Quiet Christmas

It’s been a quiet Christmas season this year. Not quite our quietest, since we do have five puppies in the living room. We still have one available, along with many Mack Hill Farm calendars. The maple candy and the last of the syrup sold out for Christmas.

Bedroom woodstove Winter weather finally arrived yesterday, despite forecasts of continued warmth. Weather.com missed by 10F yesterday and 15 today. We did get a white Christmas though. We’re burning the hardwood slab from the sawmill these days. Much of it is several years old, and it burns hot and fast. I don’t think we’ve ever gotten that much heat out of the little stove in the bedroom. Between the cold weather and the puppy door in the living room, we need all the heat we can get. The only downside is that it burns out fast, and the stove can easily go out unless one of us has insomnia.

As you can see, I’ve got the LibraryThing widget turned back on. Lisa and I both think it’s kind of fun. It’s only showing our gardening and farming books. By the way, I’m not allowed to ask you to use my site, but I can certainly mention that if you click through somebody’s Amazon.com affiliate icon when you go to place an order at Amazon, that someone will get a roughly 4% commission at no cost to you.

The gardenporn seed catalogs have already started to arrive. It’s time to figure out what and how much to grow in 2012. Danny did a number on all too much of our garden this year, so in large part, I think we’ll try the same things again. Fortunately, 2010 was a fantastic garden year and we still have a lot of it left.

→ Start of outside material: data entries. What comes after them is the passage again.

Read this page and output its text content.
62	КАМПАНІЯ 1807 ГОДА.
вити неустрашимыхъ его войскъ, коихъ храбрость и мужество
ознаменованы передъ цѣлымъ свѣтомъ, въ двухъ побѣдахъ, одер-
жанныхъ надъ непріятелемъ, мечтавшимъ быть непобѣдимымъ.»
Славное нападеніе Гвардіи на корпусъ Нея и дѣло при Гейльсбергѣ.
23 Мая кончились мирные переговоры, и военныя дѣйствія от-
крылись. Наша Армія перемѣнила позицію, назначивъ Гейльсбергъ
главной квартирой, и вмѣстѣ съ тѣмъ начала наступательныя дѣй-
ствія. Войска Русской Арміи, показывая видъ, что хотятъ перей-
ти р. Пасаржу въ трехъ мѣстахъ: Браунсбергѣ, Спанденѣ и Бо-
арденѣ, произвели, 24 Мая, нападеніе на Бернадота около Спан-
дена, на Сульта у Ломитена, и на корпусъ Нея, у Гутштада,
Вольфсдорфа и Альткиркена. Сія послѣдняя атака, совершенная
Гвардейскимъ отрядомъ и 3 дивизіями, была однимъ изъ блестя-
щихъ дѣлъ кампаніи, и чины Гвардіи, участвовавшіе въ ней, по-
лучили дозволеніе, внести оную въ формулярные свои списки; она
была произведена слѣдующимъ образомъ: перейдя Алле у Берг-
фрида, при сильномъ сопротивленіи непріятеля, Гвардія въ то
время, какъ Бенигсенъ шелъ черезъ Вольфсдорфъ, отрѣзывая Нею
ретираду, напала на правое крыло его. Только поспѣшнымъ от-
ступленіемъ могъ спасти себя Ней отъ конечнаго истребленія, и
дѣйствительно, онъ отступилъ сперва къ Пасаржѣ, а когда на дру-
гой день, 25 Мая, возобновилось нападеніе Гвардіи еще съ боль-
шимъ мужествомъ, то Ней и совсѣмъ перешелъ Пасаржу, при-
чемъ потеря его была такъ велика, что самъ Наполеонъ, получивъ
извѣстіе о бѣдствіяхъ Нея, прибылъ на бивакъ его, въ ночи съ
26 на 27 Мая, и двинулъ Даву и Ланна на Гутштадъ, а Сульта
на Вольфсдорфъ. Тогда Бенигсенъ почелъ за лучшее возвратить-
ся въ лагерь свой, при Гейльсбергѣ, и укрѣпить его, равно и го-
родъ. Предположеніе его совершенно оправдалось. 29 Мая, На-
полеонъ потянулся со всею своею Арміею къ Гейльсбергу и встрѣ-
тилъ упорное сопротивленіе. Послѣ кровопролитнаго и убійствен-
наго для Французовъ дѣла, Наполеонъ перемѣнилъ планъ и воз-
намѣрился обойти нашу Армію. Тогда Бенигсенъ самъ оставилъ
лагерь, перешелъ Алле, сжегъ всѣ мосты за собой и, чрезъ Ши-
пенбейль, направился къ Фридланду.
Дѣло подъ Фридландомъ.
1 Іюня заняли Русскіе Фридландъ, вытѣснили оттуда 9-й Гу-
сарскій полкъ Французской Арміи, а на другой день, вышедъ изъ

Herbs on top of the icebox We once again brought our window box herbs into the house, and have them under florescent grow lights. I cannot recommend this enough. We could buy fresh sage and rosemary through the winter, but not oregano or thyme. Fresh vs. dried oregano is day vs. night, and our sage is better than the supermarket stuff too. The electric bill is about six bucks a month, and we get the heat, and a buck or two back in other lights that we don’t turn on.